Yup. Chargeback and disputes _hurt_ a lot. Even small amount of disputes might be enough for the payment processor to raise the handling rates which might translate in thousands of dollars of loss monthly.
If you sent them an e-mail notifying that if they charge you once again you'll dispute the charge, they'll (my guess begrudgingly) comply.
I manage a subscription product without auto renew. The number of customers who don't care about all the notification regarding upcoming expiry is staggering. I keep assisting them to renew during the grace period, while they put the end-users at risk of software failure. They expect us to work for them (unpaid customers) and manage all the problems that come with late rewenal (speedy releases, no testing, urgent support requests, etc). IMO we should enable auto renewal just to help them avoid this unbearable situation.
While we are ex-users too, I must say that after the card was charged, I told them it was a mistake and I wanted to cancel, and they rolled back the transaction.
Ah, better than Leadpages for us.
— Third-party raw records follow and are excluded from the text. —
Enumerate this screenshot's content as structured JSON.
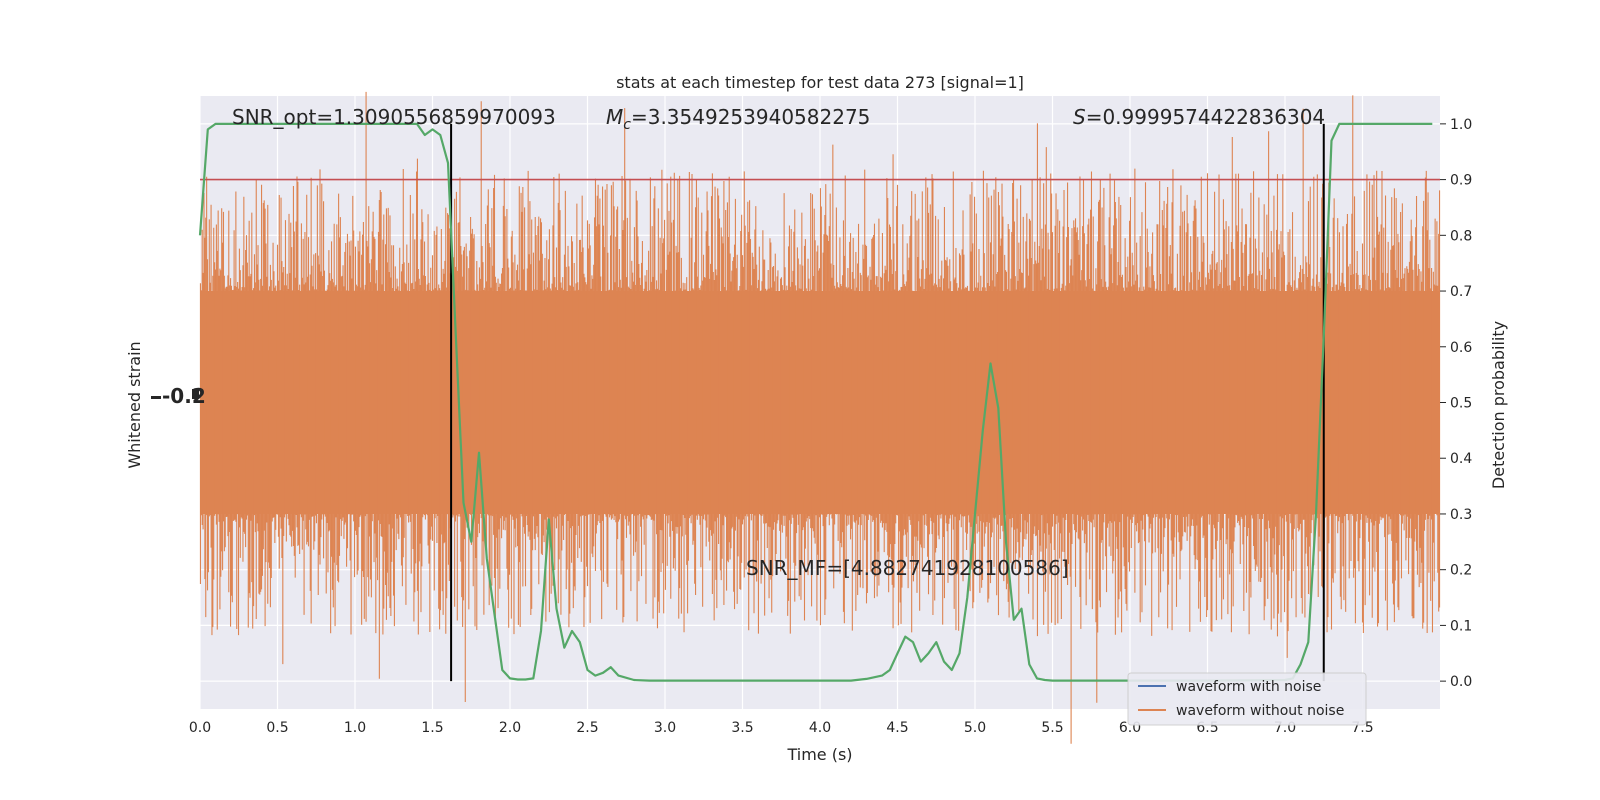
{
  "chart_data": {
    "type": "line",
    "title": "stats at each timestep for test data 273 [signal=1]",
    "xlabel": "Time (s)",
    "ylabel_left": "Whitened strain",
    "ylabel_right": "Detection probability",
    "xlim": [
      0.0,
      8.0
    ],
    "ylim_right": [
      -0.05,
      1.05
    ],
    "x_ticks": [
      "0.0",
      "0.5",
      "1.0",
      "1.5",
      "2.0",
      "2.5",
      "3.0",
      "3.5",
      "4.0",
      "4.5",
      "5.0",
      "5.5",
      "6.0",
      "6.5",
      "7.0",
      "7.5"
    ],
    "y_right_ticks": [
      "0.0",
      "0.1",
      "0.2",
      "0.3",
      "0.4",
      "0.5",
      "0.6",
      "0.7",
      "0.8",
      "0.9",
      "1.0"
    ],
    "left_tick_glyph": "-0.2",
    "grid": true,
    "threshold": 0.9,
    "vlines": [
      1.62,
      7.25
    ],
    "annotations": {
      "snr_opt": "SNR_opt=1.3090556859970093",
      "mc_symbol": "M",
      "mc_sub": "c",
      "mc_value": "=3.3549253940582275",
      "s_symbol": "S",
      "s_value": "=0.9999574422836304",
      "snr_mf": "SNR_MF=[4.882741928100586]"
    },
    "series": [
      {
        "name": "waveform with noise",
        "color": "#4c72b0"
      },
      {
        "name": "waveform without noise",
        "color": "#dd8452"
      }
    ],
    "detection_probability": {
      "color": "#55a868",
      "x": [
        0.0,
        0.05,
        0.1,
        0.2,
        0.3,
        0.5,
        0.8,
        1.0,
        1.2,
        1.4,
        1.45,
        1.5,
        1.55,
        1.6,
        1.65,
        1.7,
        1.75,
        1.8,
        1.85,
        1.9,
        1.95,
        2.0,
        2.05,
        2.1,
        2.15,
        2.2,
        2.25,
        2.3,
        2.35,
        2.4,
        2.45,
        2.5,
        2.55,
        2.6,
        2.65,
        2.7,
        2.8,
        2.9,
        2.95,
        3.0,
        3.2,
        3.5,
        4.0,
        4.2,
        4.3,
        4.4,
        4.45,
        4.5,
        4.55,
        4.6,
        4.65,
        4.7,
        4.75,
        4.8,
        4.85,
        4.9,
        4.95,
        5.0,
        5.05,
        5.1,
        5.15,
        5.2,
        5.25,
        5.3,
        5.35,
        5.4,
        5.45,
        5.5,
        5.55,
        5.6,
        5.65,
        5.7,
        5.75,
        6.0,
        6.5,
        7.0,
        7.05,
        7.1,
        7.15,
        7.2,
        7.25,
        7.3,
        7.35,
        7.4,
        7.5,
        7.6,
        7.8,
        7.95
      ],
      "y": [
        0.8,
        0.99,
        1.0,
        1.0,
        1.0,
        1.0,
        1.0,
        1.0,
        1.0,
        1.0,
        0.98,
        0.99,
        0.98,
        0.93,
        0.62,
        0.32,
        0.25,
        0.41,
        0.22,
        0.12,
        0.02,
        0.005,
        0.003,
        0.003,
        0.005,
        0.09,
        0.29,
        0.13,
        0.06,
        0.09,
        0.07,
        0.02,
        0.01,
        0.015,
        0.025,
        0.01,
        0.002,
        0.001,
        0.001,
        0.001,
        0.001,
        0.001,
        0.001,
        0.001,
        0.004,
        0.01,
        0.02,
        0.05,
        0.08,
        0.07,
        0.035,
        0.05,
        0.07,
        0.035,
        0.02,
        0.05,
        0.15,
        0.3,
        0.45,
        0.57,
        0.49,
        0.25,
        0.11,
        0.13,
        0.03,
        0.005,
        0.002,
        0.001,
        0.001,
        0.001,
        0.001,
        0.001,
        0.001,
        0.001,
        0.001,
        0.002,
        0.005,
        0.03,
        0.07,
        0.3,
        0.62,
        0.97,
        1.0,
        1.0,
        1.0,
        1.0,
        1.0,
        1.0
      ]
    }
  }
}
No renewal reminder email, no invoice email when charging it, just found out when doing quarterly reconciliation. Too late, too bad.
either cancel the card you used, call the bank and have them disallow the charge to the card or issue a charge back. don't ever feel that a company leaves you no choice in paying them.
I have a horrific experience with TeamViewer as well and will never ever use them again! I just ordered it for a year and then they extended the contract without asking me or anything and just charged my credit card. SCAM COMPANY!!!